Fundamentalisme—yang sering dianggap sebagai sumber kekerasan politik atas nama agama—dipahami sebagai bentuk pemikiran sempit (narrow-minded), bersemangat secara berlebihan (ultra-zealous) atau cenderung ingin mencapai tujuan dengan menggunakan cara-cara kekerasan-memang bukan pilihan menjanjikan, karena ia tidak menyisakan ruang lapang bagi orang lain untuk melihat dan belajar dari dan terhadap yang dipandang berbeda keyakinan, agama dan mazhab atau sekte.
Rencana pendeta Terry Jones untuk memimpin upacara pembakaran kitab suci umat Islam, al-Quran, menjadi bukti terbaru bahwa radikalisme dan irasionalisme tidak hanya ada dalam masyarakat Islam, bahkan ia adalah bayi yang lahir dari perut dunia yang mengaku sebagai induk dari peradaban yang maju, yaitu Amerika Serikat.
Dari perspektif apapun, aksi pembakaran sebuah kitab suci adalah perbuatan anti-pluralisme yang hanya bisa ditafsirkan sebagai kekerasan teologis dan psikologis. Bila rencana dan aksi ini tidak segera dihentikan dan dianggap sebagai tindakan teror, maka mungkin lama kelamaan, umat Islam yang menjunjung tinggi pluralisme dan toleransi antar umat beragama, mulai kehilangan kesabaran dan berbalik memaklumi radikalisme dan fundamentalisme dalam tubuh masyarakat Islam.
Bila mau lebih kritis, kita bisa mencurigai adanya relasi konspiratif antara Barat –yang direpresentasi oleh sentra hegemoni imperialistik AS dengan NATO dan G-10-nya melalui rekayasa aksi-aksi anti Islam dengan makin kuatnya kelompok-kelompok radikal Islam yang diwakili oleh teologi talibanisme dan al-Qaeda -dengan semua varian dan nama-nama yang berbeda-, yang merambat ke hampie seluruh penjuru dunia Islam. Dengan kata lain, Aksi-aksi penodaan Islam mulai dari loma karikatur sinis Nabi Muhammad, pembuatan film Fitna dan rencana pembakaran al-Qur’an telah merupakan bagian dari grand design untuk menjustifikasi pengetatan terhadap gerak umat Islam dan pengikisan komitmen relijius alias kesalehan dalam tubuh masyarakat Muslim karena dianggap sebagai bagian dari gejala radikalisme. Munculnya dan makin beraninya kelompok yang mengatasnamakan Islam Liberal di Indonesia dan sejumlah negara Islam mungkin dapat dianalisis dengan perspektif ini.

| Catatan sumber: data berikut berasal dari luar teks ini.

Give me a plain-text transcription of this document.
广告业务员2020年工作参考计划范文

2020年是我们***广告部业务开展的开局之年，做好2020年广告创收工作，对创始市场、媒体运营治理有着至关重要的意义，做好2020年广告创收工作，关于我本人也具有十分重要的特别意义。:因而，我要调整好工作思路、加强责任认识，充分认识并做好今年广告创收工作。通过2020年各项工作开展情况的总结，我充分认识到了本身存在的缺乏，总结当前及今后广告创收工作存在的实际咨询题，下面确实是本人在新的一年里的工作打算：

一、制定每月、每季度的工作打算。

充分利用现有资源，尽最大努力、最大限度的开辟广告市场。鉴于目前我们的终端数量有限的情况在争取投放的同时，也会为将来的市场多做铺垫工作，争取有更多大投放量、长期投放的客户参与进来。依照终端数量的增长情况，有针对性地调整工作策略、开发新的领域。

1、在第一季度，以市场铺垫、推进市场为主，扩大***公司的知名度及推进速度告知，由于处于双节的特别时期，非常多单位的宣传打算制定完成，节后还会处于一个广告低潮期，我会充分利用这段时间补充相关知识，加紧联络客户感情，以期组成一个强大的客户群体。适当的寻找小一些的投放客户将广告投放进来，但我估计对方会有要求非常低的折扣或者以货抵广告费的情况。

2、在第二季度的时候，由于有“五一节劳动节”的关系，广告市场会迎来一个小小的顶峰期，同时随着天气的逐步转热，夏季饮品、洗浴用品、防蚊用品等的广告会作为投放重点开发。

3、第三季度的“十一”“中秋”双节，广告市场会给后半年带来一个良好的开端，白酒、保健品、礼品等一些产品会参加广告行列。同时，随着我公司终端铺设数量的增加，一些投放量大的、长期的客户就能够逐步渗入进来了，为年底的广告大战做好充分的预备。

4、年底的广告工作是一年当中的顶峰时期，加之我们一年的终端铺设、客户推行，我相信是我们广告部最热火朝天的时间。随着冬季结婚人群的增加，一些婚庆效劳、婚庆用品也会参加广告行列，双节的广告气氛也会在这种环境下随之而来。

Hipotesa ini bukanlah sekadar halusinasi atau wishful thinking atau pertanda pranaoid atau sinisme. Karena itu, umat Islam, terutama yang memiliki wawasan global, selain mesti membekali diri dengan pemahaman tentang kawan dengan menjunjung tinggi persatuan, juga mesti melengkapi diri dengan pemahaman tentang lawan agar tidak masuk dalam perangkap skenario para musuh yang anti-pluralisme dalam intern maupun ekstern. Wallahu a’lam. (Makalah ini ditulis dengan terburu-buru. Mohon maaf bila banyak salah ketik. Minal aidin wal faizin ).